Автор книги: Элиза Ожешко
Жанр:
Классическая проза
сообщить о нарушении
Текущая страница: 4 (всего у книги 12 страниц)
– С другим сердцем парень воротился и с другой думкой, – говорили люди.
Иные добавляли:
– Куда ему теперь о ней думать. И приблуда она, и нет у нее ничего – одна только рубашка на теле, да и в девках она засиделась, никак уже двадцать четвертый годок ей пошел. А ему теперь впору хоть на барышне жениться...
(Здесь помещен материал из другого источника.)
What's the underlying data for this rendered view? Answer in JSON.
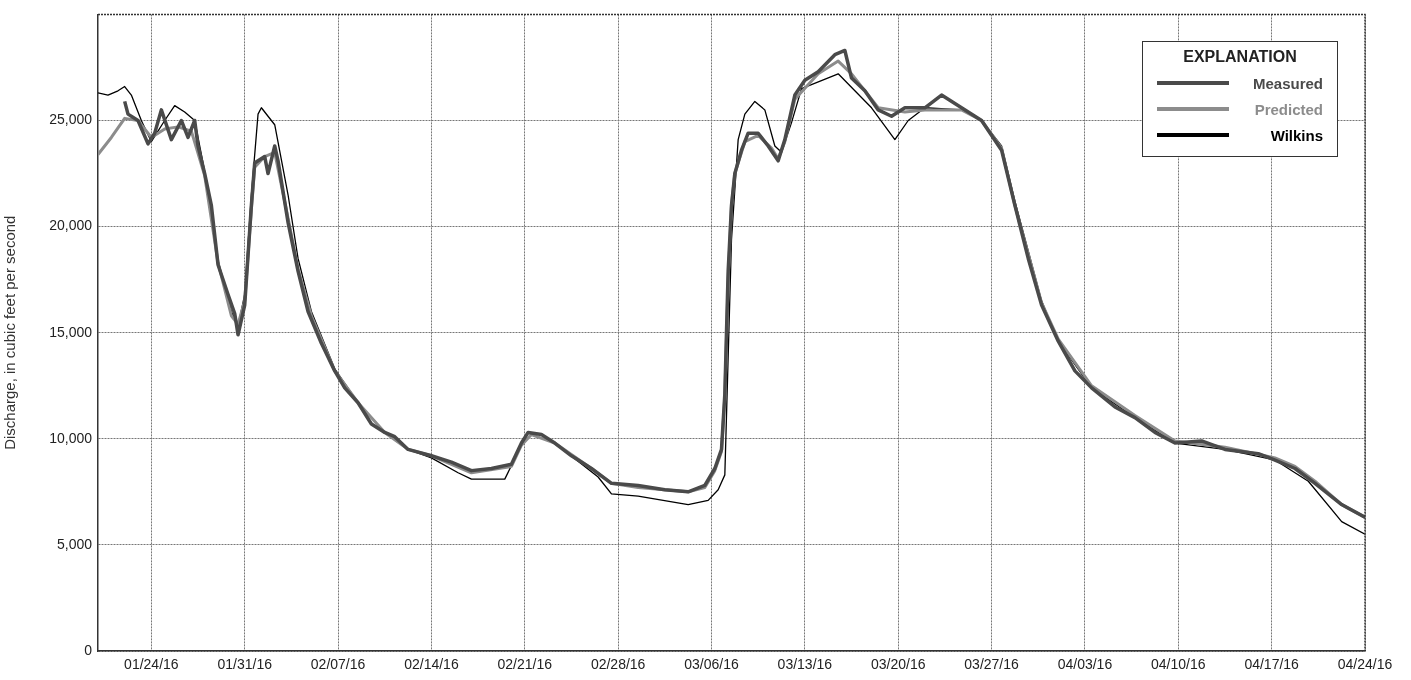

Может быть, и не ошибались те, что так говорили, может быть, Ковальчук на самом деле уже не думал о Петрусе, и минувшие годы, новые впечатления изгладили из его памяти девушку и обеты, которые он ей давал. Прошло две недели, а он еще не видел ее, да и не старался увидеть. Говорили, что он все еще наводит порядок со своим арендатором, а по сути это означало, что он не без шума выпроваживал арендатора из хаты, винил его в том, что тот разорил хозяйство, и даже жаловался на него в суд. Сразу было видно, что работать он собирался не покладая рук, и лопатой в поле, и молотом в кузнице, он сам объявил во всеуслышание, что как дед и отец его были кузнецами, так и он будет, и покорнейше просил всех, кому понадобится, не обходить его кузницу. Лишь недели через две после своего возвращения, в жаркий летний день, он ушел далеко-далеко в широкие поля. В белом полотняном кителе и военной фуражке он медленно, видимо без цели, брел по дороге, покуривая папиросу и небрежно раскачиваясь, как и подобает человеку неженатому, да еще с достатком, который знает себе цену и живет припеваючи... Так прошел он березовую рощу, зеленевшую на одном из холмов, за которым расстилалась колосистая нива. Хлеба уже поспели, и сегодня началась жатва; несколько жниц склонялись над золотистой волной, и, казалось, по мановению руки она падала к их ногам. Ковальчук остановился на опушке, вглядываясь в одну из жниц: выпрямившись, она подняла большой сноп ржи и, пройдя несколько шагов, бросила его в сторону, где лежала груда снопов. Затем, блеснув в воздухе серпом, она снова нагнулась и принялась жать. Постепенно она приближалась к тому месту, где стоял Ковальчук, но ни разу не подняла головы, только руки ее двигались все быстрей и быстрей, серпом высекая у самой земли стальные молнии. Ковальчук приоткрыл рот и уставился на жницу; он глаз с нее не сводил, даже отбросил назад недокуренную папиросу и скрестил руки на груди. Как столб, он стоял среди берез на опушке, а под его черными усами скользила усмешка. Он ясно видел, что приближавшаяся к нему жница, так низко склонившаяся над нивой, отлично знает, что он тут стоит; время от времени она искоса взглядывала на него, но не отзывалась ни словечком и не поворачивала головы, только все быстрей и порывистей жала. Когда, наконец, она очутилась в нескольких шагах от него, Ковальчук сам заговорил:
– Добрый вечер, Петруся!
Тогда лишь она выпрямилась, опустила руки с серпом и ответила:
– Добрый вечер.
Но не посмотрела на него; длинные ресницы закрывали ее глаза; повернувшись боком к нему, она, казалось, чего-то ждала или просто остановилась на минутку – передохнуть. Ковальчук молодцевато оперся на выступавший сук березы и, прищурясь, продолжал:
– А хорошо ли это – такое равнодушие выказывать старому знакомому?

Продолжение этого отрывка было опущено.